El frío fue un shock, me robó el aliento. Me zambullí una y otra vez, mis dedos raspando el lecho fangoso del río, buscando a ciegas. Estaba a punto de rendirme, mis pulmones gritando por aire, cuando mis dedos rozaron algo frío y metálico.

Salí a la superficie, jadeando, con la medalla en la mano. En la terraza, Javier no me miraba. Sostenía a Krystal, señalando hacia el cielo.

-¿Lo viste, cariño? -decía, su voz suave-. Hice que nevaran meteoros, solo para ti.

Los sollozos de Krystal se convirtieron en un jadeo de deleite.

La lluvia de meteoros no era para mí. Era para ella. Su gran gesto romántico era para su esposa.
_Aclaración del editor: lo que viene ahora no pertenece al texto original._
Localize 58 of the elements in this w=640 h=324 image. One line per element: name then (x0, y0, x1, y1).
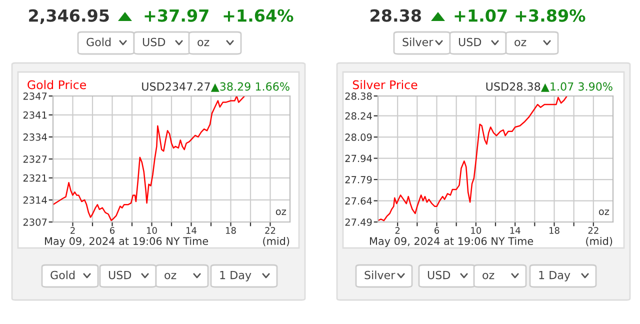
x-tick-label: 10 (147, 227, 157, 234)
y-tick-label: 2314 (23, 196, 47, 204)
y-tick-label: 2327 (23, 155, 47, 163)
y-tick-label: 27.79 (345, 176, 372, 184)
chart-subtitle: USD2347.27 (142, 82, 210, 91)
text: oz (482, 272, 494, 280)
annotation: oz (598, 209, 610, 216)
x-tick-label: 22 (588, 227, 598, 234)
x-tick-label: 10 (471, 227, 482, 234)
y-tick-label: 28.24 (345, 112, 372, 120)
x-tick-label: 18 (550, 227, 560, 234)
text: Silver (364, 270, 396, 280)
x-tick-label: 2 (70, 227, 75, 234)
y-tick-label: 27.64 (345, 197, 372, 205)
y-tick-label: 28.09 (345, 134, 372, 141)
text: USD (458, 38, 482, 46)
text: (mid) (263, 236, 290, 246)
x-tick-label: 14 (186, 227, 196, 234)
x-tick-label: 14 (510, 227, 520, 234)
y-tick-label: 2307 (23, 218, 47, 226)
y-tick-label: 27.49 (345, 218, 372, 226)
x-tick-label: 22 (265, 227, 276, 234)
text: +37.97 (144, 9, 208, 22)
chart-title: Silver Price (352, 80, 418, 90)
text: Silver (402, 38, 434, 46)
text: Gold (50, 270, 75, 280)
text: oz (198, 40, 210, 46)
text: 1 Day (539, 270, 570, 282)
text: +1.07 (454, 9, 507, 22)
chart-title: Gold Price (28, 80, 86, 90)
y-tick-label: 2347 (23, 92, 47, 100)
x-tick-label: 6 (434, 227, 440, 234)
text: USD (142, 38, 166, 46)
text: ▲1.07 3.90% (540, 82, 612, 92)
chart-subtitle: USD28.38 (486, 82, 540, 91)
text: 28.38 (370, 9, 421, 22)
text: (mid) (586, 236, 612, 246)
y-tick-label: 2341 (23, 111, 47, 119)
y-tick-label: 2321 (23, 174, 47, 182)
text: USD (108, 270, 132, 280)
y-tick-label: 2334 (23, 133, 47, 141)
text: USD (428, 270, 450, 280)
text: oz (164, 272, 176, 280)
y-tick-label: 28.38 (345, 92, 372, 100)
text: ▲38.29 1.66% (210, 82, 290, 92)
annotation: oz (276, 209, 286, 216)
text: May 09, 2024 at 19:06 NY Time (370, 236, 534, 248)
text: oz (514, 40, 526, 46)
text: +1.64% (224, 9, 294, 22)
text: Gold (86, 38, 111, 46)
y-tick-label: 27.94 (345, 154, 372, 162)
x-tick-label: 6 (110, 227, 115, 234)
text: May 09, 2024 at 19:06 NY Time (45, 236, 208, 248)
text: +3.89% (516, 9, 586, 22)
x-tick-label: 2 (395, 227, 400, 234)
text: 2,346.95 (29, 9, 109, 24)
text: 1 Day (220, 270, 252, 282)
x-tick-label: 18 (226, 227, 236, 234)
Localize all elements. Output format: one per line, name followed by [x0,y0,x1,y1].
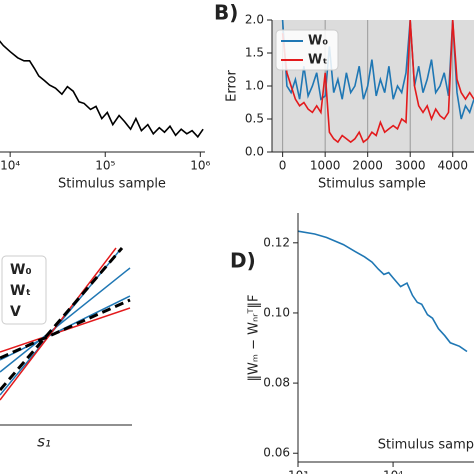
x-axis-label: s₁ [37,433,51,451]
data-line [281,20,474,144]
y-tick-label: 0.06 [263,446,290,460]
y-axis-label: Error [225,70,240,102]
y-tick-label: 2.0 [245,13,264,27]
data-line [281,20,474,120]
v-line [0,298,131,360]
data-line [298,230,468,353]
legend-label: V [10,304,21,320]
y-tick-label: 1.5 [245,46,264,60]
x-axis-label: Stimulus sample [318,177,426,192]
x-tick-label: 10⁶ [190,159,210,173]
y-tick-label: 0.10 [263,305,290,319]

Pensé que no me quedaba corazón para romper, pero estaba equivocada. El dolor era algo físico, un peso aplastante que dificultaba la respiración. Me arrepentí de haberlo amado. Me arrepentí de haberlo conocido. Este era su regalo de cumpleaños para mí. Una humillación pública final.

Finalmente pareció recordar que yo existía. Corrió hacia la barandilla, su rostro una mezcla de confusión y culpa.

-Alina, ¿estás bien? Déjame llevarte a un hospital.

Me arrastré hasta la orilla, temblando, mi ropa empapada y pesada. Logré una sonrisa débil. Mi voz era un graznido ronco.

-Dime, Javier. ¿Valemos menos para ti, yo y la memoria de mi padre muerto, que ese perro?